Pourtant, quand ses visiteurs venaient lui rendre visite, toujours à des moments inopportuns, elle s'évertuait à écouter autant la voix qui résonnait, chantante, à ses oreilles que les voix des habitants vivants de ce monde. Bien sûr au début, ses dons pour le spiritisme avaient fascinés, ils avaient été si bien perçus, ils étaient tellement novateur, tellement à la mode qu'elle pensait n'avoir jamais à se soucier de rien. Cependant, dès qu'elle avait commencé à expliquer que cela ne se faisait pas sur commande, que les tables ne pourraient fonctionner, que les esprits venaient à elle et non qu'elle les invoquait, on l'avait traitée de folle.
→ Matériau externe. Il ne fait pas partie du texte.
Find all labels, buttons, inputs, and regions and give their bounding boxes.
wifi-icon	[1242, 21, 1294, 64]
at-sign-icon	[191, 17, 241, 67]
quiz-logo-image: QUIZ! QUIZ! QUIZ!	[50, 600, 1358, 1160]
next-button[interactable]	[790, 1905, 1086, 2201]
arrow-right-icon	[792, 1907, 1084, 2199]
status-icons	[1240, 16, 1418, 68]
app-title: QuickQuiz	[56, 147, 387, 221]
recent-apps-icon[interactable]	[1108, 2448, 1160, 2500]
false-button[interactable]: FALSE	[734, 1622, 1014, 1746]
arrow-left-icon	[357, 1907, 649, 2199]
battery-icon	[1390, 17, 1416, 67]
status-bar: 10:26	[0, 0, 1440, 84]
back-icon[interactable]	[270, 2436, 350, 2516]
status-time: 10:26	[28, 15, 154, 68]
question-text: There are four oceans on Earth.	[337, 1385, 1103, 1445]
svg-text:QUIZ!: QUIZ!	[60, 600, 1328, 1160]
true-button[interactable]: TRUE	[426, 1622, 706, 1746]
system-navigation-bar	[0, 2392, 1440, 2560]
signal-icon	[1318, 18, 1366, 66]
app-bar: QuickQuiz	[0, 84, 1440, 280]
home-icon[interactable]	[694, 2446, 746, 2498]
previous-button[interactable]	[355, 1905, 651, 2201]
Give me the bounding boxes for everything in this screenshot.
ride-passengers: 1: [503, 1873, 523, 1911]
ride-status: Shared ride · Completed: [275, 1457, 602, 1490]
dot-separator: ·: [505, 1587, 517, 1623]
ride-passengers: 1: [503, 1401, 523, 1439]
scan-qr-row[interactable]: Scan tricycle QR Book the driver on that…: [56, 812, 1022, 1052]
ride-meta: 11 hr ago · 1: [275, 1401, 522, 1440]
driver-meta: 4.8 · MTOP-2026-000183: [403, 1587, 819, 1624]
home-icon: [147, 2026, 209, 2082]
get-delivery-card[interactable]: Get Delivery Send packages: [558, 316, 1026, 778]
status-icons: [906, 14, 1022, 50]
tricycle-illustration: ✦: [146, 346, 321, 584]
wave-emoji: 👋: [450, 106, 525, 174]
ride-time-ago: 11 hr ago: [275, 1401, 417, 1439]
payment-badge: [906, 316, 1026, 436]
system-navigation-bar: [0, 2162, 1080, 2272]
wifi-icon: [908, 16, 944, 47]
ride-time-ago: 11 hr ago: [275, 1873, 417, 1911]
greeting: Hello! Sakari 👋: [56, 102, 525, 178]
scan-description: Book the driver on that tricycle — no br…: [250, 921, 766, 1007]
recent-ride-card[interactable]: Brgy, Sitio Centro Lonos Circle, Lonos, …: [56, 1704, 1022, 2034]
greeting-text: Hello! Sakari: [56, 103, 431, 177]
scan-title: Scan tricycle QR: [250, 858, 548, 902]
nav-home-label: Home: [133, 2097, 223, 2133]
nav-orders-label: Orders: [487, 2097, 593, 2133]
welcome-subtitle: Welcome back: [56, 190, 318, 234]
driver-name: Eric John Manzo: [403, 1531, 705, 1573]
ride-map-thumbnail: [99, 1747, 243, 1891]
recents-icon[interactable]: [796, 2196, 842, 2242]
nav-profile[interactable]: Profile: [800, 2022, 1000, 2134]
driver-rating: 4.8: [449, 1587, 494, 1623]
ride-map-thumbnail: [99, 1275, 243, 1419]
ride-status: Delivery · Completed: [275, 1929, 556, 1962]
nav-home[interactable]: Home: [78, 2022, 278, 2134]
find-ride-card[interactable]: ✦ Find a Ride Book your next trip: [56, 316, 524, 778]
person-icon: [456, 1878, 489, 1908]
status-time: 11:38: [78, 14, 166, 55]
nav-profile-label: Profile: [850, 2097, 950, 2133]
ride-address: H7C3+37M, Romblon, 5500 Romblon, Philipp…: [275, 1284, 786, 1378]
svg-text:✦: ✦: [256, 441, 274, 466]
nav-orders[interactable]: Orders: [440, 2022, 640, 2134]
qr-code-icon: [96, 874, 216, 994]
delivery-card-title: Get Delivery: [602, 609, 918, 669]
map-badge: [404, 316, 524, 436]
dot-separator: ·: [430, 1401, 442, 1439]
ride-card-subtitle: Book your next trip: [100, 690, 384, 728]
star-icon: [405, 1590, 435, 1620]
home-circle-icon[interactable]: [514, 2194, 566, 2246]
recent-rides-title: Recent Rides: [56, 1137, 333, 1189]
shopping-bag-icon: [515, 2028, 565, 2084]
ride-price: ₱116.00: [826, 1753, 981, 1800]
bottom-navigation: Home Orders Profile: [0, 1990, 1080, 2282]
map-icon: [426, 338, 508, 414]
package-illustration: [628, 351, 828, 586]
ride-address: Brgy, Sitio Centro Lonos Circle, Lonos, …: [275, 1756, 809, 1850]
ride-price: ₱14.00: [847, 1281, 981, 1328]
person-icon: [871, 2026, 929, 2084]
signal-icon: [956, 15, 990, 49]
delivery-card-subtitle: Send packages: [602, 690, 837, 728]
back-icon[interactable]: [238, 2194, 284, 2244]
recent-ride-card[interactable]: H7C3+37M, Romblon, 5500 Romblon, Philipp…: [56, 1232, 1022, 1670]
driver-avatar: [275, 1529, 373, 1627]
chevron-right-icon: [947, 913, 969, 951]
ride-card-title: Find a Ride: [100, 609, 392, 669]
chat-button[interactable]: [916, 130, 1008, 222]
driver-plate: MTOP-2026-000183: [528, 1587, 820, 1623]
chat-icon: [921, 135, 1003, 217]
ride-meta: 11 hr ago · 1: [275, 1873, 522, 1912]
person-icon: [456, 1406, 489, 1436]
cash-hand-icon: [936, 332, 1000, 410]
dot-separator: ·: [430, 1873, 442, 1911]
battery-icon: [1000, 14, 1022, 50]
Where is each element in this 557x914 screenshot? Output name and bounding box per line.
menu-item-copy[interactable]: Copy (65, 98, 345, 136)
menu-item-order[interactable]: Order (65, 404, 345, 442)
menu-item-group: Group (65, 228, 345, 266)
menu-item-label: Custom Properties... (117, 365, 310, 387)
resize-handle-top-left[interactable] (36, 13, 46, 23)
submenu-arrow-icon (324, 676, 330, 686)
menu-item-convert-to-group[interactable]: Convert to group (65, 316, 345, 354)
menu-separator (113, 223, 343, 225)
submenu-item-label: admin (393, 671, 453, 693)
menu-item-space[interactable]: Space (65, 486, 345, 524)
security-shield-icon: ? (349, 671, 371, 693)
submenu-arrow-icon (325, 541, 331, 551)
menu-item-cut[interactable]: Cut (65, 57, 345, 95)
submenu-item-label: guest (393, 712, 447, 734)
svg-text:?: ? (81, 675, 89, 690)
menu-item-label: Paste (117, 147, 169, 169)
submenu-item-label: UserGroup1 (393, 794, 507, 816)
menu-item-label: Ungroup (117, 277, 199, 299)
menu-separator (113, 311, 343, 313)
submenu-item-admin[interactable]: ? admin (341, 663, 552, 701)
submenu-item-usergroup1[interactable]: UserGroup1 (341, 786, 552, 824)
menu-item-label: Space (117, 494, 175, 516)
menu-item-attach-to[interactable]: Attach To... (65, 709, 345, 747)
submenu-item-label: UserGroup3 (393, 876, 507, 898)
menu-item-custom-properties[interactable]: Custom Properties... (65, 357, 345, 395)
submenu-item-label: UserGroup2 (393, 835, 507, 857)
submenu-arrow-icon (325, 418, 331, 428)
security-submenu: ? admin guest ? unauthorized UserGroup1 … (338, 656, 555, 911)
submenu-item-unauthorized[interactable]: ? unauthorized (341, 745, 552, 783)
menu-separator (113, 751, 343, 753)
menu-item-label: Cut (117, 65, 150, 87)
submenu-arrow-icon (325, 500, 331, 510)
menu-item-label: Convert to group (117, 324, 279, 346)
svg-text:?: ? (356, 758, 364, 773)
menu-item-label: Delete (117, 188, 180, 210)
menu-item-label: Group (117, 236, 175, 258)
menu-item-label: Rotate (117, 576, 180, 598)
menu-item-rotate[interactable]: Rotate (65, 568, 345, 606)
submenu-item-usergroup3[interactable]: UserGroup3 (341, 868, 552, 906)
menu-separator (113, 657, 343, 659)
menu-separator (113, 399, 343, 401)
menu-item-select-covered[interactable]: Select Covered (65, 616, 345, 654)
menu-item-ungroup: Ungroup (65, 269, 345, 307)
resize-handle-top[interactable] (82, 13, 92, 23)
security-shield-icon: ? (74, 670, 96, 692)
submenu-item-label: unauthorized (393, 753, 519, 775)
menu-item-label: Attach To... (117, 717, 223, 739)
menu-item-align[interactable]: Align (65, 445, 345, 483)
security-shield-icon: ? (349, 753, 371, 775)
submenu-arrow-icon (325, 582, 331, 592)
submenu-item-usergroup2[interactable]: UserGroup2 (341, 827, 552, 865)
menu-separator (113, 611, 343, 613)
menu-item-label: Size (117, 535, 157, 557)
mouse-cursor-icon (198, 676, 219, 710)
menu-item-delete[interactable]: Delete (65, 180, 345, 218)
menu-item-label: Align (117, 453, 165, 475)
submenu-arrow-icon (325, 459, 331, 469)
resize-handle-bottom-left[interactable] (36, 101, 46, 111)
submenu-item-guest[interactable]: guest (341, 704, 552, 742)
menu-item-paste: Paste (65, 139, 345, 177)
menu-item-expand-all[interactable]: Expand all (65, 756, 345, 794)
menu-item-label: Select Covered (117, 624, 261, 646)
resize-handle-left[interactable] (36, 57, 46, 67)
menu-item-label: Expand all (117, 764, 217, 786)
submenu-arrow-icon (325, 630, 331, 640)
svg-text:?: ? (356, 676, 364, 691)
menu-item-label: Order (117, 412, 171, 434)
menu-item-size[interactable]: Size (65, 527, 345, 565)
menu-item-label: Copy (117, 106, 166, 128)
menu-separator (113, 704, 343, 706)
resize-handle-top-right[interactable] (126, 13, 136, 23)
Et puis dans la chambre d'en face, il y avait cet homme qui faisait comme elle. Qui lui aussi percevait des voix, mais qui s'était muré dans un silence particulièrement fermé. Elle le savait uniquement parce qu'une ancienne infirmière décédée dans un escalier proche de sa chambre le lui avait dit. Parfois elle aurait aimé parler à cet inconnu, lui dire qu'elle comprenait sa peine, qu'il trouverait en elle une amie fidèle, qu'il pourrait se confier enfin de son si lourd fardeau. Alors elle essayait, elle tentait de l'appeler, elle tentait de lui faire signer quand ils pouvaient sortir de leur chambre, elle tentait... oui, elle tentait. Mais rien n'y faisait, jamais il ne prêta attention à elle.
Jusqu'à ce jour-là.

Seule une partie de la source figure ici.